Despite the absolute requirement for functional Tie2 signaling in normal cardiovascular development as well as its essential role in the progression of adult heart and vascular diseases, there is a paucity of information delineating the mechanism(s) of Tie2 activation or the subsequent signaling events that modulate heart ontogeny. This work reveals a critical role for the endocardium in the orchestration of ventricular trabeculation which is dependent on endocardial RTK Tie2 signaling.

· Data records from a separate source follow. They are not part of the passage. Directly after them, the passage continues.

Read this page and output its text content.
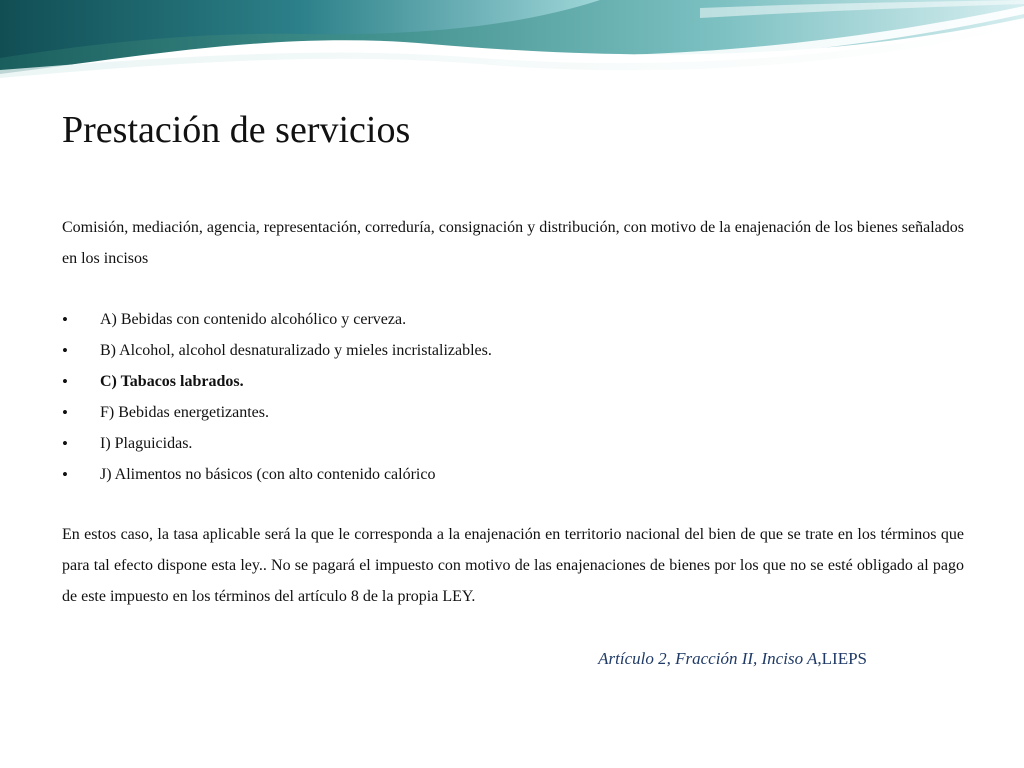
Prestación de servicios

Comisión, mediación, agencia, representación, correduría, consignación y distribución, con motivo de la enajenación de los bienes señalados en los incisos

• A) Bebidas con contenido alcohólico y cerveza.
• B) Alcohol, alcohol desnaturalizado y mieles incristalizables.
• C) Tabacos labrados.
• F) Bebidas energetizantes.
• I) Plaguicidas.
• J) Alimentos no básicos (con alto contenido calórico

En estos caso, la tasa aplicable será la que le corresponda a la enajenación en territorio nacional del bien de que se trate en los términos que para tal efecto dispone esta ley.. No se pagará el impuesto con motivo de las enajenaciones de bienes por los que no se esté obligado al pago de este impuesto en los términos del artículo 8 de la propia LEY.

Artículo 2, Fracción II, Inciso A,LIEPS
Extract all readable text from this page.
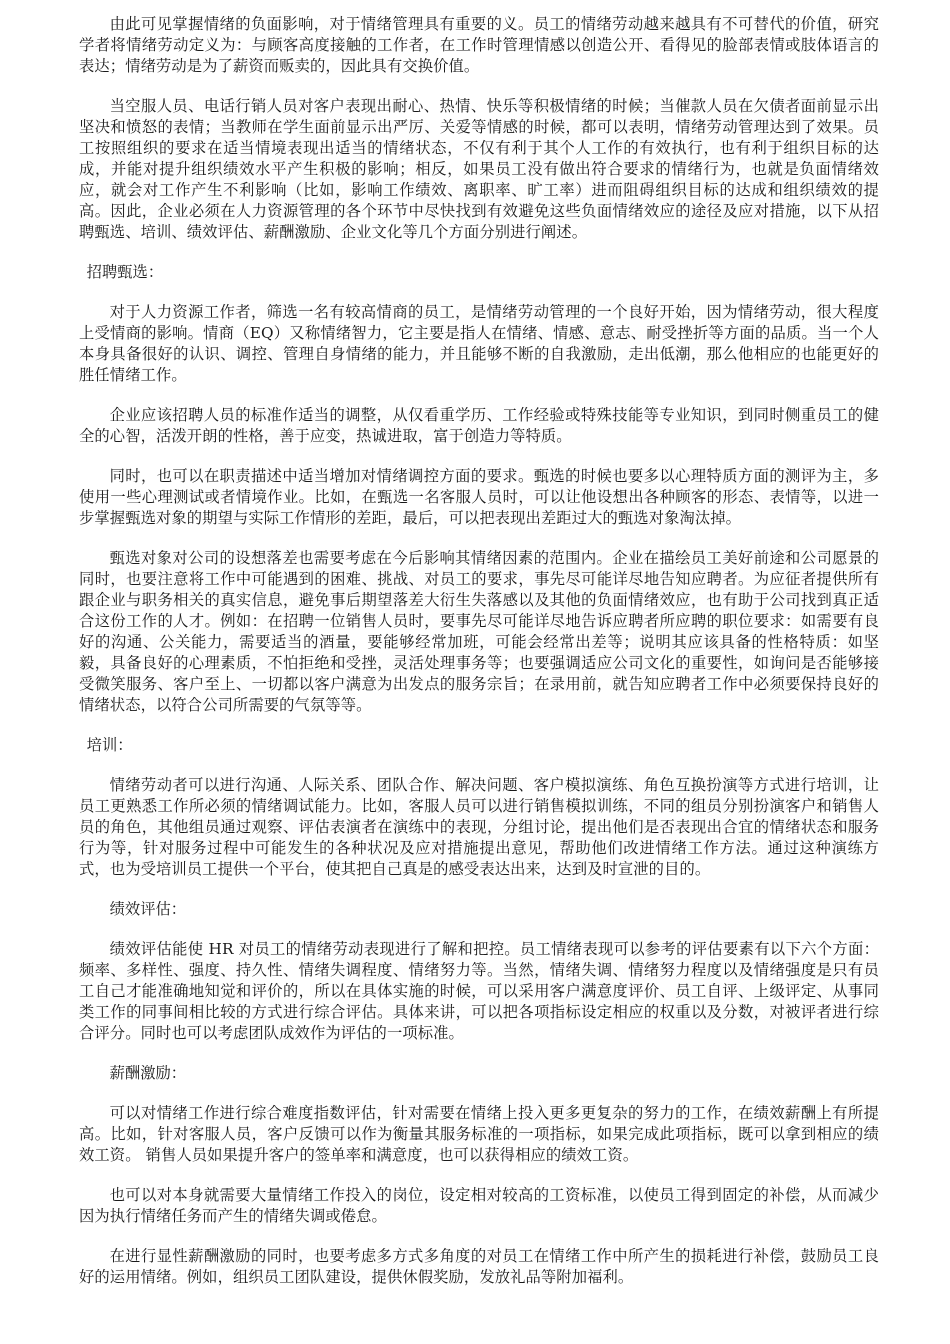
由此可见掌握情绪的负面影响，对于情绪管理具有重要的义。员工的情绪劳动越来越具有不可替代的价值，研究学者将情绪劳动定义为：与顾客高度接触的工作者，在工作时管理情感以创造公开、看得见的脸部表情或肢体语言的表达；情绪劳动是为了薪资而贩卖的，因此具有交换价值。

当空服人员、电话行销人员对客户表现出耐心、热情、快乐等积极情绪的时候；当催款人员在欠债者面前显示出坚决和愤怒的表情；当教师在学生面前显示出严厉、关爱等情感的时候，都可以表明，情绪劳动管理达到了效果。员工按照组织的要求在适当情境表现出适当的情绪状态，不仅有利于其个人工作的有效执行，也有利于组织目标的达成，并能对提升组织绩效水平产生积极的影响；相反，如果员工没有做出符合要求的情绪行为，也就是负面情绪效应，就会对工作产生不利影响（比如，影响工作绩效、离职率、旷工率）进而阻碍组织目标的达成和组织绩效的提高。因此，企业必须在人力资源管理的各个环节中尽快找到有效避免这些负面情绪效应的途径及应对措施，以下从招聘甄选、培训、绩效评估、薪酬激励、企业文化等几个方面分别进行阐述。

招聘甄选：

对于人力资源工作者，筛选一名有较高情商的员工，是情绪劳动管理的一个良好开始，因为情绪劳动，很大程度上受情商的影响。情商（EQ）又称情绪智力，它主要是指人在情绪、情感、意志、耐受挫折等方面的品质。当一个人本身具备很好的认识、调控、管理自身情绪的能力，并且能够不断的自我激励，走出低潮，那么他相应的也能更好的胜任情绪工作。

企业应该招聘人员的标准作适当的调整，从仅看重学历、工作经验或特殊技能等专业知识，到同时侧重员工的健全的心智，活泼开朗的性格，善于应变，热诚进取，富于创造力等特质。

同时，也可以在职责描述中适当增加对情绪调控方面的要求。甄选的时候也要多以心理特质方面的测评为主，多使用一些心理测试或者情境作业。比如，在甄选一名客服人员时，可以让他设想出各种顾客的形态、表情等，以进一步掌握甄选对象的期望与实际工作情形的差距，最后，可以把表现出差距过大的甄选对象淘汰掉。

甄选对象对公司的设想落差也需要考虑在今后影响其情绪因素的范围内。企业在描绘员工美好前途和公司愿景的同时，也要注意将工作中可能遇到的困难、挑战、对员工的要求，事先尽可能详尽地告知应聘者。为应征者提供所有跟企业与职务相关的真实信息，避免事后期望落差大衍生失落感以及其他的负面情绪效应，也有助于公司找到真正适合这份工作的人才。例如：在招聘一位销售人员时，要事先尽可能详尽地告诉应聘者所应聘的职位要求：如需要有良好的沟通、公关能力，需要适当的酒量，要能够经常加班，可能会经常出差等；说明其应该具备的性格特质：如坚毅，具备良好的心理素质，不怕拒绝和受挫，灵活处理事务等；也要强调适应公司文化的重要性，如询问是否能够接受微笑服务、客户至上、一切都以客户满意为出发点的服务宗旨；在录用前，就告知应聘者工作中必须要保持良好的情绪状态，以符合公司所需要的气氛等等。

培训：

情绪劳动者可以进行沟通、人际关系、团队合作、解决问题、客户模拟演练、角色互换扮演等方式进行培训，让员工更熟悉工作所必须的情绪调试能力。比如，客服人员可以进行销售模拟训练，不同的组员分别扮演客户和销售人员的角色，其他组员通过观察、评估表演者在演练中的表现，分组讨论，提出他们是否表现出合宜的情绪状态和服务行为等，针对服务过程中可能发生的各种状况及应对措施提出意见，帮助他们改进情绪工作方法。通过这种演练方式，也为受培训员工提供一个平台，使其把自己真是的感受表达出来，达到及时宣泄的目的。

绩效评估：

绩效评估能使 HR 对员工的情绪劳动表现进行了解和把控。员工情绪表现可以参考的评估要素有以下六个方面：频率、多样性、强度、持久性、情绪失调程度、情绪努力等。当然，情绪失调、情绪努力程度以及情绪强度是只有员工自己才能准确地知觉和评价的，所以在具体实施的时候，可以采用客户满意度评价、员工自评、上级评定、从事同类工作的同事间相比较的方式进行综合评估。具体来讲，可以把各项指标设定相应的权重以及分数，对被评者进行综合评分。同时也可以考虑团队成效作为评估的一项标准。

薪酬激励：

可以对情绪工作进行综合难度指数评估，针对需要在情绪上投入更多更复杂的努力的工作，在绩效薪酬上有所提高。比如，针对客服人员，客户反馈可以作为衡量其服务标准的一项指标，如果完成此项指标，既可以拿到相应的绩效工资。 销售人员如果提升客户的签单率和满意度，也可以获得相应的绩效工资。

也可以对本身就需要大量情绪工作投入的岗位，设定相对较高的工资标准，以使员工得到固定的补偿，从而减少因为执行情绪任务而产生的情绪失调或倦怠。

在进行显性薪酬激励的同时，也要考虑多方式多角度的对员工在情绪工作中所产生的损耗进行补偿，鼓励员工良好的运用情绪。例如，组织员工团队建设，提供休假奖励，发放礼品等附加福利。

Tie2 not only plays a primary autocrine function in support of EC proliferation and angiogenic sprouting and touchdown but also is instrumental in the generation of paracrine signaling that results in inhibition of trabecular CM proliferation that prevents hypertrabeculation. Further investigation on this project will focus on delineating downstream targets of Tie2 activation in both endocardium (cell autonomous effect) and myocardium (paracrine effect) during ventricular trabeculation. These new insights will be important in further defining mechanisms of disease pathology related to ventricular chamber morphogenesis and function and will ultimately be critical in elucidating the etiology of congenital heart diseases.